Em “Animal Farm” o autor retratou a formação de uma
sociedade e o seu posterior desenvolvimento numa ditadura. Fê-lo de forma
alegórica usando os animais de uma quinta para representar as diferentes
classes sociais. Desta vez em “1984” o regime totalitário já está implementado
quando começamos a leitura, aqui o importante não é debruçarmos-mos na criação
de uma ditadura, mas antes na sua manutenção no poder, indefinidamente – o
objectivo do partido.
If you want a picture
of the future, imagine a boot stamping on a human face—forever.

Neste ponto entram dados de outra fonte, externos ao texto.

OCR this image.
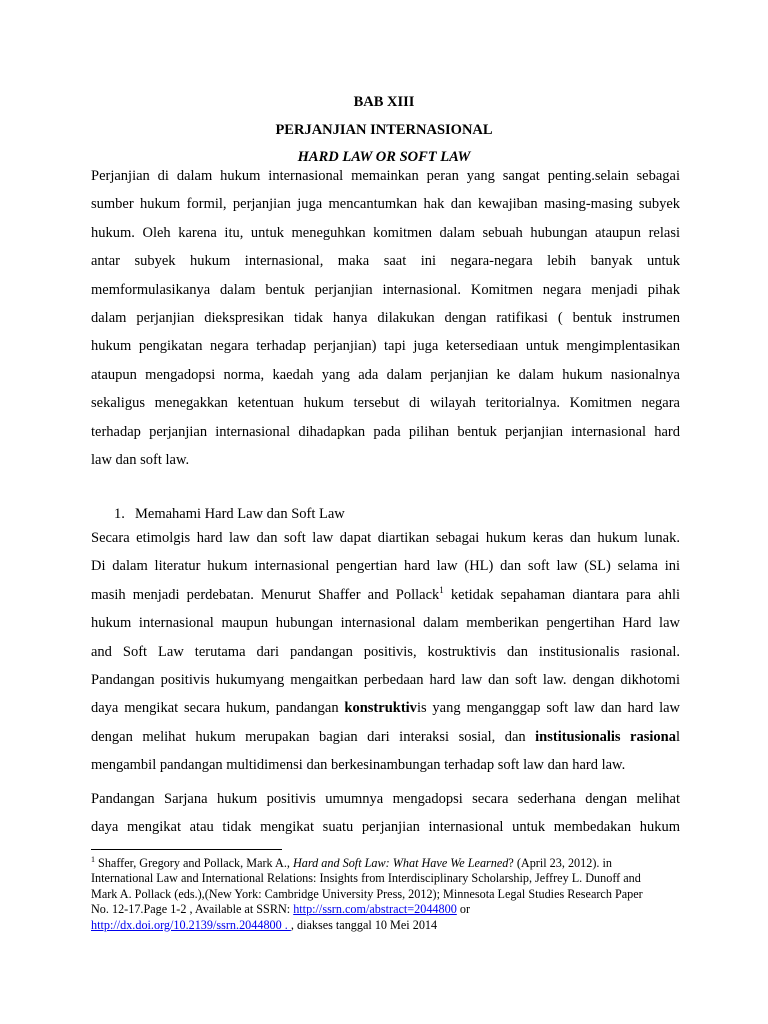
BAB XIII

PERJANJIAN INTERNASIONAL

HARD LAW OR SOFT LAW

Perjanjian di dalam hukum internasional memainkan peran yang sangat penting.selain sebagai
sumber hukum formil, perjanjian juga mencantumkan hak dan kewajiban masing-masing subyek
hukum. Oleh karena itu, untuk meneguhkan komitmen dalam sebuah hubungan ataupun relasi
antar subyek hukum internasional, maka saat ini negara-negara lebih banyak untuk
memformulasikanya dalam bentuk perjanjian internasional. Komitmen negara menjadi pihak
dalam perjanjian diekspresikan tidak hanya dilakukan dengan ratifikasi ( bentuk instrumen
hukum pengikatan negara terhadap perjanjian) tapi juga ketersediaan untuk mengimplentasikan
ataupun mengadopsi norma, kaedah yang ada dalam perjanjian ke dalam hukum nasionalnya
sekaligus menegakkan ketentuan hukum tersebut di wilayah teritorialnya. Komitmen negara
terhadap perjanjian internasional dihadapkan pada pilihan bentuk perjanjian internasional hard
law dan soft law.

1. Memahami Hard Law dan Soft Law

Secara etimolgis hard law dan soft law dapat diartikan sebagai hukum keras dan hukum lunak.
Di dalam literatur hukum internasional pengertian hard law (HL) dan soft law (SL) selama ini
masih menjadi perdebatan. Menurut Shaffer and Pollack$^1$ ketidak sepahaman diantara para ahli
hukum internasional maupun hubungan internasional dalam memberikan pengertihan Hard law
and Soft Law terutama dari pandangan positivis, kostruktivis dan institusionalis rasional.
Pandangan positivis hukumyang mengaitkan perbedaan hard law dan soft law. dengan dikhotomi
daya mengikat secara hukum, pandangan konstruktivis yang menganggap soft law dan hard law
dengan melihat hukum merupakan bagian dari interaksi sosial, dan institusionalis rasional
mengambil pandangan multidimensi dan berkesinambungan terhadap soft law dan hard law.
Pandangan Sarjana hukum positivis umumnya mengadopsi secara sederhana dengan melihat
daya mengikat atau tidak mengikat suatu perjanjian internasional untuk membedakan hukum
$^1$ Shaffer, Gregory and Pollack, Mark A., Hard and Soft Law: What Have We Learned? (April 23, 2012). in
International Law and International Relations: Insights from Interdisciplinary Scholarship, Jeffrey L. Dunoff and
Mark A. Pollack (eds.),(New York: Cambridge University Press, 2012); Minnesota Legal Studies Research Paper
No. 12-17.Page 1-2 , Available at SSRN: http://ssrn.com/abstract=2044800 or
http://dx.doi.org/10.2139/ssrn.2044800 . , diakses tanggal 10 Mei 2014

O desenvolvimento das ideologias políticas inerentes ao
partido – apelidado de “The Party” – são muito bem desenvolvidas e
fundamentadas pelo autor que tem um trabalho exemplar na criação desta
sociedade futurista - futurista na altura (felizmente nada disto aconteceu) -, mas
que poderia ter sido imaginada hoje. O autor chega até a construir uma nova
linguagem - o newspeak - que pretende tornar-se
a língua oficial de Oceania e que consiste na destruição de uma série de
palavras a fim de destruir uma série de conceitos. Desta forma mesmo aqueles que
tiverem pensamentos rebeldes não conseguirão transmiti-los por palavras – é
quase um voltar ao ponto de partida.
É neste tipo de pormenores que a obra de Orwell se eleva à
excelência. Veja-se por exemplo a importância da profissão de Winston. Segundo
o partido quem controla a mente do Homem controla a realidade. Sendo assim, aquilo
em que o Homem acreditar aconteceu e é aqui que entra um factor crucial na
governação do partido, que é o controlo do passado. Se o futuro é escrito pelos
vencedores podemo-nos questionar da veracidade daquilo que nos foi ensinado,
porém, em Oceania este mote é levado ao extremo. O Partido está constantemente
a alterar a documentação referente aos acontecimentos que ocorreram, de forma a
estarem sempre de acordo com as medidas e acções do mesmo, afinal de contas, o
grande líder “Big Brother nunca poderia estar errado. O passado tornou-se assim
maleável e obsoleto.
He who controls the
past controls the future. He who controls the present controls the past.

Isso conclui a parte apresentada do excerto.